Мальчик, в грязных башмаках и завернутых по колено штанах, сидит на принесенном пенечке с краю дороги, напротив большой лужи. Обеими руками он держит небольшую палку с привязанной старой веревкой. Конец ее погружен в мутную воду. Завидев нас, лицо мальчика приняло выражение удивления, чумазый рот округлился, а на глаза пала тень страха. Однако он продолжил сидеть, стараясь казаться невозмутимым.
— И что ты здесь делаешь? — спросил я, подойдя к нему.
— Рыбу ловлю! — важно ответил он.
— И как, успешно? — полюбопытствовал Макс.
Мальчик покачал головой.
— А мне кажется, что свою рыбу ты уже поймал, — фразу я уронил скорее для своего компаньона, нежели обращаясь к маленькому сорванцу.
— Послушай, парень. Тебя как звать? — Библиотекарь пристроился с другого конца лужи, сев на карточки.
— Терис, — робко ответил он.
— Терис, скажи-ка нам, почему мы тебя встречаем сегодня третий раз, а?
— Как?! — ошалело выкрикнул я. — Почему третий-то?
— А недалеко от столовой. Ты, наверное, не заметил. Играл с ребятами. Кидались друг в друга дохлой крысой.
— Сусликом! — поправил Терис и охнул. Сказав, он осознал, что же наделал.
— Спасибо за уточнение. За двойное уточнение. Даже не знаю, какое из них важнее: то, что это был суслик, или то, что я тебя все-таки не спутал. Ну так что? Мир, без сомнения, тесен, но ваш — что-то чересчур. Странновато для обычных совпадений, не так ли?
Палка в его руках дрогнула. Но лишь на секунду.
— Да почему, дядечки? Город ведь маленький совсем! А мы много где играем… Вот каждый день со всеми видимся. Честно, всех-всех-всех видим!
— Молодцы. Но не на противоположных же сторонах, — возразил Библиотекарь.
— Что-то мы тебя с друзьями и не видели. Только один раз, — не скрывая недовольства сказал я.
— А они есть побежали! Я-то раньше поужинал…
— Сусликом? — хмыкнул Макс.
Его шутку не расценили.
— Вот что, Терис, посмотри на меня, — я сделал шаг вперед. Терис робко поднял глаза, полные слез. — Я не знаю, зачем ты следишь за нами, — подул ветер, — Не знаю, кто тебя подослал, — поверхность лужи пошла рябью, — Но я выясню. И передай тому, кто тебе приказал это, что лучше бы ему не мешать, — лужа обратилась в лед.
Терис, не выдержал, отвел взгляд и отшатнулся; маленькие глаза расширились, окрасив грязное лицо двумя белыми кругами. Он подался назад и упал с пенька. Палка выпала из рук и ударилась о ледяную корку лужи.
В доме царит непристойно вкусный запах. Макс делает яичницу.
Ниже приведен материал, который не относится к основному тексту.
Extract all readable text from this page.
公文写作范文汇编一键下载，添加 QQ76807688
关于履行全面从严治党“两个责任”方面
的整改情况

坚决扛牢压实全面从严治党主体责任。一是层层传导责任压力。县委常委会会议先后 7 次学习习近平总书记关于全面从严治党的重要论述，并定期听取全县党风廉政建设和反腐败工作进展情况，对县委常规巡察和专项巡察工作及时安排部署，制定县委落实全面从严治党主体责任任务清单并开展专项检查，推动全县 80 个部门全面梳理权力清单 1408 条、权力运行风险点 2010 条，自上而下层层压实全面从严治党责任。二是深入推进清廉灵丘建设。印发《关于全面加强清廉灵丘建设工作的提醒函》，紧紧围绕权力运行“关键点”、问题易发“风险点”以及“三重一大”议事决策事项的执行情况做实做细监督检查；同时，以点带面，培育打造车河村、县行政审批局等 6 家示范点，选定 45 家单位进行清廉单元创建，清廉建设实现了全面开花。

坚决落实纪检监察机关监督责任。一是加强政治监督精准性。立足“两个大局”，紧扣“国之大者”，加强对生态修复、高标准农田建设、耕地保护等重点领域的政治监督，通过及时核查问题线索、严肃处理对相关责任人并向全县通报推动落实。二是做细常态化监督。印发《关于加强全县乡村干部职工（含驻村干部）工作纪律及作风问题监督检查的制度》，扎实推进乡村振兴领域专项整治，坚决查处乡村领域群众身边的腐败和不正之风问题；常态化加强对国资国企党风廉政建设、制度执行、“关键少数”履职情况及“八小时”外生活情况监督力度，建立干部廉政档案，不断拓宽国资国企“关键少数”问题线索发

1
Не могу сказать, что простую, но его фраза «ща я те офигенную яичницу забабахаю» включала нечто большее, однако я смог понять лишь два знакомых слова — «я» и «яичница». Нам попался дом с надписью «Продаю»…
… — Пошли! — сказал Макс и ускорил шаг.
— Зачем нам покупать дом?! И на что? — недоумевал я.
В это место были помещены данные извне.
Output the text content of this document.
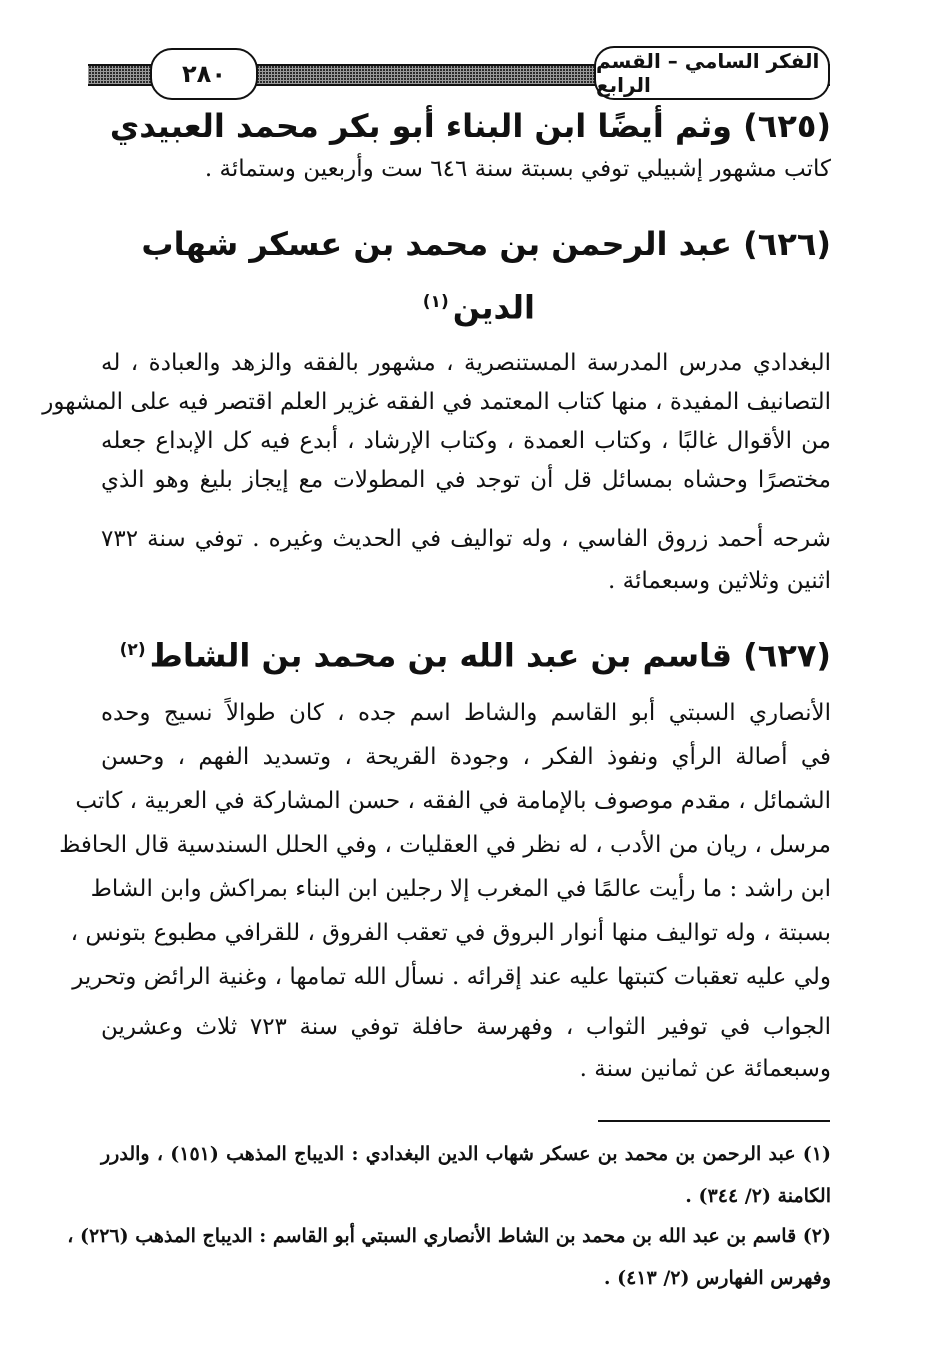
٢٨٠	الفكر السامي – القسم الرابع
(٦٢٥) وثم أيضًا ابن البناء أبو بكر محمد العبيدي
كاتب مشهور إشبيلي توفي بسبتة سنة ٦٤٦ ست وأربعين وستمائة .
(٦٢٦) عبد الرحمن بن محمد بن عسكر شهاب
الدين$^{(١)}$
البغدادي مدرس المدرسة المستنصرية ، مشهور بالفقه والزهد والعبادة ، له
التصانيف المفيدة ، منها كتاب المعتمد في الفقه غزير العلم اقتصر فيه على المشهور
من الأقوال غالبًا ، وكتاب العمدة ، وكتاب الإرشاد ، أبدع فيه كل الإبداع جعله
مختصرًا وحشاه بمسائل قل أن توجد في المطولات مع إيجاز بليغ وهو الذي
شرحه أحمد زروق الفاسي ، وله تواليف في الحديث وغيره . توفي سنة ٧٣٢
اثنين وثلاثين وسبعمائة .
(٦٢٧) قاسم بن عبد الله بن محمد بن الشاط$^{(٢)}$
الأنصاري السبتي أبو القاسم والشاط اسم جده ، كان طوالاً نسيج وحده
في أصالة الرأي ونفوذ الفكر ، وجودة القريحة ، وتسديد الفهم ، وحسن
الشمائل ، مقدم موصوف بالإمامة في الفقه ، حسن المشاركة في العربية ، كاتب
مرسل ، ريان من الأدب ، له نظر في العقليات ، وفي الحلل السندسية قال الحافظ
ابن راشد : ما رأيت عالمًا في المغرب إلا رجلين ابن البناء بمراكش وابن الشاط
بسبتة ، وله تواليف منها أنوار البروق في تعقب الفروق ، للقرافي مطبوع بتونس ،
ولي عليه تعقبات كتبتها عليه عند إقرائه . نسأل الله تمامها ، وغنية الرائض وتحرير
الجواب في توفير الثواب ، وفهرسة حافلة توفي سنة ٧٢٣ ثلاث وعشرين
وسبعمائة عن ثمانين سنة .
(١) عبد الرحمن بن محمد بن عسكر شهاب الدين البغدادي : الديباج المذهب (١٥١) ، والدرر
الكامنة (٢/ ٣٤٤) .
(٢) قاسم بن عبد الله بن محمد بن الشاط الأنصاري السبتي أبو القاسم : الديباج المذهب (٢٢٦) ،
وفهرس الفهارس (٢/ ٤١٣) .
— Молчи и слушайся сейчас меня, темнота! — командовал Библиотекарь, стуча в дверь.
Я не потерпел такого тона и собрался было ответить, но распахнулась дверь, и хозяйка — усталая седая женщина — сделала шаг вперед.
— Добрый вечер, — не без доли любезности поздоровался Макс.
— И вам, ребятки.
Я ограничился кивком.
— Нам бы купить, — взыскательно сказал Макс.
— Да, давайте-давайте, проходите в избу.
Я понуро поплелся следом, предполагая осмотр дома и скучный разговор непонятно для чего затеянный моим спутником, но нет. Нас провели в прохладную комнату с разложенными на скатерти свежими и подвешенными на ниточках сушеными грибами; на подоконнике около открытого окна стояли горшочки и крынки со сметаной, творогом, молоком, а в большой перевернутой шапке-ушанке белели куриные яйца.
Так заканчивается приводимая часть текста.